A novel underwater composite anechoic layer is proposed by inserting periodically placed longitudinal parallel steel plates into a viscoelastic rubber matrix. Built upon the complex viscosity model of viscoelastic materials, a theoretical model is established to evaluate the sound absorption performance of the proposed anechoic layer. For validation, finite element simulations are carried out, and good agreements are achieved between theory and simulation. Compared with the reference structure purely made of rubber, the new anechoic layer exhibits greatly improved sound absorption performance. It is demonstrated that the steel plate insertions significantly enlarge the shear deformation of rubber at plate–rubber interfaces, causing greatly improved viscous dissipation of acoustic energy. Systematic variations of material properties and geometrical parameters reveal the dominant roles of rubber viscosity and plate spacing. Further, a theoretical model is developed to study the effect of non-tight connection at rubber–plate interfaces. This study broadens the application scope of the complex viscosity model and provides useful guidance for designing novel anechoic layers with tailored underwater acoustic performances.

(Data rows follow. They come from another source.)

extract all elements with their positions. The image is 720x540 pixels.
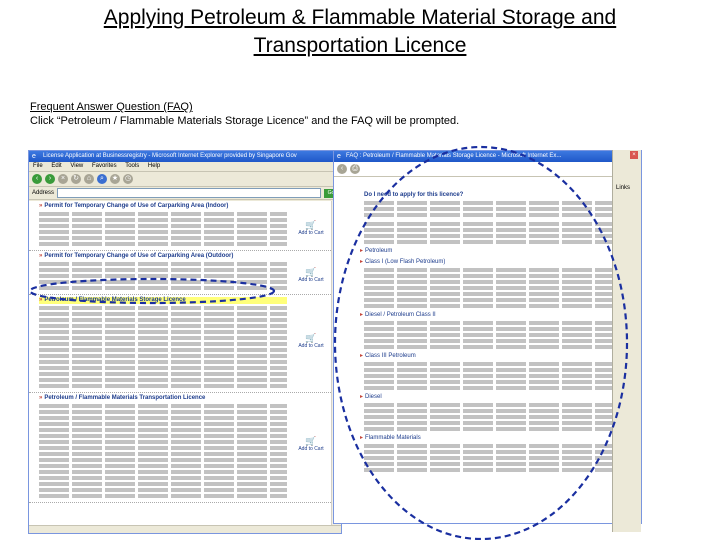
license-list: » Permit for Temporary Change of Use of C…: [29, 201, 331, 525]
back-icon[interactable]: ‹: [337, 164, 347, 174]
cart-icon: 🛒: [305, 267, 317, 278]
slide-title-line1: Applying Petroleum & Flammable Material …: [103, 6, 617, 29]
popup-titlebar: e FAQ : Petroleum / Flammable Materials …: [334, 151, 641, 162]
faq-question: Do I need to apply for this licence?: [364, 192, 464, 198]
refresh-icon[interactable]: ↻: [71, 174, 81, 184]
permit-item: » Permit for Temporary Change of Use of C…: [29, 201, 331, 251]
triangle-icon: ▸: [360, 248, 364, 254]
ie-icon: e: [337, 153, 341, 160]
faq-popup-window: e FAQ : Petroleum / Flammable Materials …: [333, 150, 642, 524]
faq-content: Do I need to apply for this licence? ▸ Pe…: [334, 189, 624, 519]
ie-icon: e: [32, 153, 36, 160]
menu-edit[interactable]: Edit: [51, 163, 61, 169]
cart-icon: 🛒: [305, 435, 317, 446]
menu-tools[interactable]: Tools: [125, 163, 139, 169]
permit-title[interactable]: » Petroleum / Flammable Materials Transpo…: [39, 395, 287, 402]
add-to-cart-button[interactable]: 🛒 Add to Cart: [297, 267, 325, 284]
arrow-icon: »: [39, 395, 43, 401]
browser-toolbar: ‹ › × ↻ ⌂ ⌕ ★ ◷: [29, 172, 341, 187]
browser-titlebar: e License Application at Businessregistr…: [29, 151, 341, 162]
close-icon[interactable]: ×: [630, 151, 638, 159]
background-window-edge: × Links: [612, 150, 641, 532]
address-label: Address: [32, 190, 55, 196]
menu-file[interactable]: File: [33, 163, 43, 169]
menu-help[interactable]: Help: [148, 163, 160, 169]
favorites-icon[interactable]: ★: [110, 174, 120, 184]
triangle-icon: ▸: [360, 259, 364, 265]
address-input[interactable]: [57, 188, 321, 198]
faq-item: ▸ Class I (Low Flash Petroleum): [360, 259, 446, 265]
history-icon[interactable]: ◷: [123, 174, 133, 184]
faq-item: ▸ Flammable Materials: [360, 435, 421, 441]
triangle-icon: ▸: [360, 435, 364, 441]
slide-title-line2: Transportation Licence: [253, 34, 467, 57]
browser-window: e License Application at Businessregistr…: [28, 150, 342, 534]
faq-instruction: Click “Petroleum / Flammable Materials S…: [30, 115, 460, 127]
back-icon[interactable]: ‹: [32, 174, 42, 184]
print-icon[interactable]: ⎙: [350, 164, 360, 174]
cart-icon: 🛒: [305, 219, 317, 230]
permit-title[interactable]: » Permit for Temporary Change of Use of C…: [39, 253, 287, 260]
browser-menubar: File Edit View Favorites Tools Help: [29, 162, 341, 172]
triangle-icon: ▸: [360, 353, 364, 359]
permit-title-storage-link[interactable]: » Petroleum / Flammable Materials Storage…: [39, 297, 287, 304]
add-to-cart-button[interactable]: 🛒 Add to Cart: [297, 219, 325, 236]
search-icon[interactable]: ⌕: [97, 174, 107, 184]
triangle-icon: ▸: [360, 312, 364, 318]
permit-item-storage: » Petroleum / Flammable Materials Storage…: [29, 295, 331, 393]
cart-icon: 🛒: [305, 332, 317, 343]
permit-title[interactable]: » Permit for Temporary Change of Use of C…: [39, 203, 287, 210]
links-label[interactable]: Links: [613, 184, 641, 192]
add-to-cart-button[interactable]: 🛒 Add to Cart: [297, 332, 325, 349]
arrow-icon: »: [39, 203, 43, 209]
faq-item: ▸ Diesel / Petroleum Class II: [360, 312, 436, 318]
triangle-icon: ▸: [360, 394, 364, 400]
slide-title: Applying Petroleum & Flammable Material …: [0, 4, 720, 60]
popup-title: FAQ : Petroleum / Flammable Materials St…: [346, 153, 562, 159]
faq-item: ▸ Petroleum: [360, 248, 393, 254]
forward-icon[interactable]: ›: [45, 174, 55, 184]
menu-favorites[interactable]: Favorites: [92, 163, 117, 169]
popup-toolbar: ‹ ⎙: [334, 162, 641, 177]
stop-icon[interactable]: ×: [58, 174, 68, 184]
faq-note: Frequent Answer Question (FAQ) Click “Pe…: [30, 100, 710, 128]
address-bar: Address Go: [29, 187, 341, 200]
home-icon[interactable]: ⌂: [84, 174, 94, 184]
status-bar: [29, 525, 341, 533]
add-to-cart-button[interactable]: 🛒 Add to Cart: [297, 435, 325, 452]
permit-item: » Permit for Temporary Change of Use of C…: [29, 251, 331, 295]
faq-item: ▸ Diesel: [360, 394, 382, 400]
arrow-icon: »: [39, 253, 43, 259]
faq-item: ▸ Class III Petroleum: [360, 353, 416, 359]
menu-view[interactable]: View: [70, 163, 83, 169]
arrow-icon: »: [39, 297, 43, 303]
browser-title: License Application at Businessregistry …: [43, 153, 297, 159]
faq-heading: Frequent Answer Question (FAQ): [30, 101, 193, 113]
permit-item: » Petroleum / Flammable Materials Transpo…: [29, 393, 331, 503]
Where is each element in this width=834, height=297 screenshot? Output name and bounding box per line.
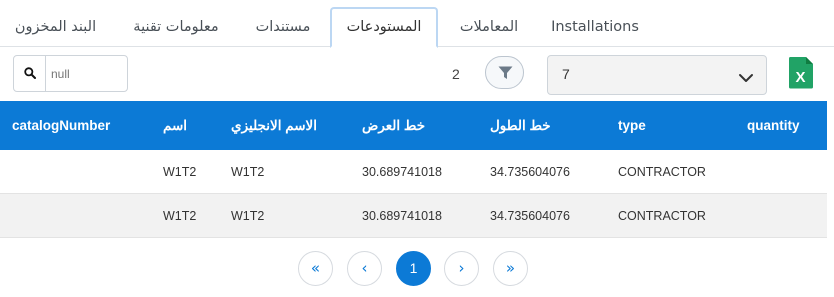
tab-technical-info[interactable]: معلومات تقنية <box>127 8 225 46</box>
filter-button[interactable] <box>485 56 524 89</box>
cell-type: CONTRACTOR <box>618 209 706 223</box>
cell-name: W1T2 <box>163 209 197 223</box>
funnel-icon <box>498 66 513 79</box>
tab-inventory-item[interactable]: البند المخزون <box>13 8 98 46</box>
header-catalog-number[interactable]: catalogNumber <box>12 101 110 150</box>
warehouses-table: catalogNumber اسم الاسم الانجليزي خط الع… <box>0 101 827 238</box>
chevron-down-icon <box>738 69 754 82</box>
search-group <box>13 55 128 92</box>
prev-page-button[interactable]: ‹ <box>347 251 382 286</box>
cell-name: W1T2 <box>163 165 197 179</box>
search-button[interactable] <box>14 56 46 91</box>
page-button-current[interactable]: 1 <box>396 251 431 286</box>
cell-english-name: W1T2 <box>231 165 265 179</box>
first-page-button[interactable]: « <box>298 251 333 286</box>
table-row[interactable]: W1T2 W1T2 30.689741018 34.735604076 CONT… <box>0 194 827 238</box>
header-quantity[interactable]: quantity <box>747 101 800 150</box>
cell-type: CONTRACTOR <box>618 165 706 179</box>
search-icon <box>24 67 36 79</box>
tab-documents[interactable]: مستندات <box>252 8 314 46</box>
result-count: 2 <box>452 66 460 82</box>
header-english-name[interactable]: الاسم الانجليزي <box>231 101 317 150</box>
page-size-select[interactable]: 7 <box>547 55 767 95</box>
tab-installations[interactable]: Installations <box>551 8 639 46</box>
cell-english-name: W1T2 <box>231 209 265 223</box>
table-row[interactable]: W1T2 W1T2 30.689741018 34.735604076 CONT… <box>0 150 827 194</box>
excel-file-icon[interactable]: X <box>788 56 814 89</box>
tab-warehouses[interactable]: المستودعات <box>330 7 438 48</box>
cell-longitude: 34.735604076 <box>490 165 570 179</box>
header-name[interactable]: اسم <box>163 101 187 150</box>
header-longitude[interactable]: خط الطول <box>490 101 551 150</box>
cell-latitude: 30.689741018 <box>362 165 442 179</box>
cell-latitude: 30.689741018 <box>362 209 442 223</box>
tab-transactions[interactable]: المعاملات <box>456 8 522 46</box>
tab-bar: البند المخزون معلومات تقنية مستندات المس… <box>0 0 834 48</box>
last-page-button[interactable]: » <box>493 251 528 286</box>
page-size-value: 7 <box>562 66 570 82</box>
table-header: catalogNumber اسم الاسم الانجليزي خط الع… <box>0 101 827 150</box>
header-latitude[interactable]: خط العرض <box>362 101 425 150</box>
header-type[interactable]: type <box>618 101 646 150</box>
cell-longitude: 34.735604076 <box>490 209 570 223</box>
next-page-button[interactable]: › <box>444 251 479 286</box>
svg-text:X: X <box>795 69 805 86</box>
search-input[interactable] <box>47 56 127 91</box>
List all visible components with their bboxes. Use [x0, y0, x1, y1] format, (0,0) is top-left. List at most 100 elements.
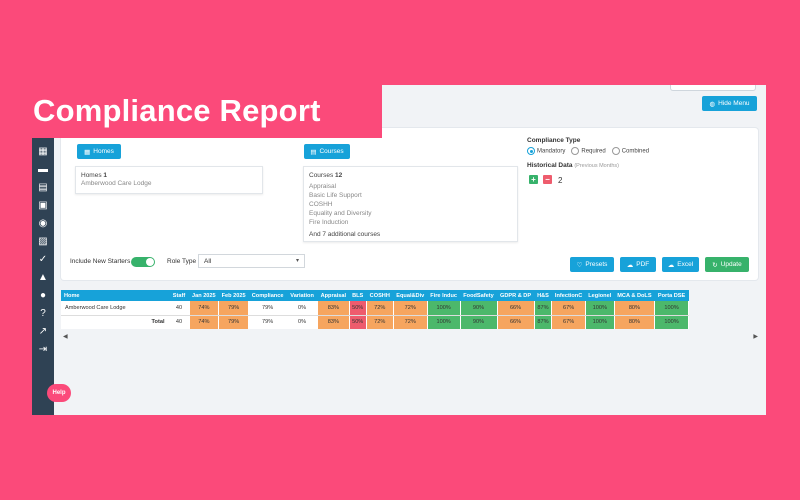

通过将周期性放置的纵向平行钢板插入粘弹性橡胶基质中，提出了一种新型水下复合消声层。基于粘弹性材料的复粘度模型，建立了一个理论模型来评估所提出的消声层的吸声性能。为了验证，进行了有限元模拟，并且在理论和模拟之间取得了良好的一致性。与纯粹由橡胶制成的参考结构相比，新型消声层的吸声性能大大提高。结果表明，钢板插入显着扩大了橡胶在板 - 橡胶界面处的剪切变形，从而大大改善了声能的粘性耗散。材料特性和几何参数的系统变化揭示了橡胶粘度和板间距的主导作用。此外，还开发了一个理论模型来研究橡胶-板界面处非紧密连接的影响。这项研究拓宽了复粘度模型的应用范围，并为设计具有定制水声性能的新型消声层提供了有用的指导。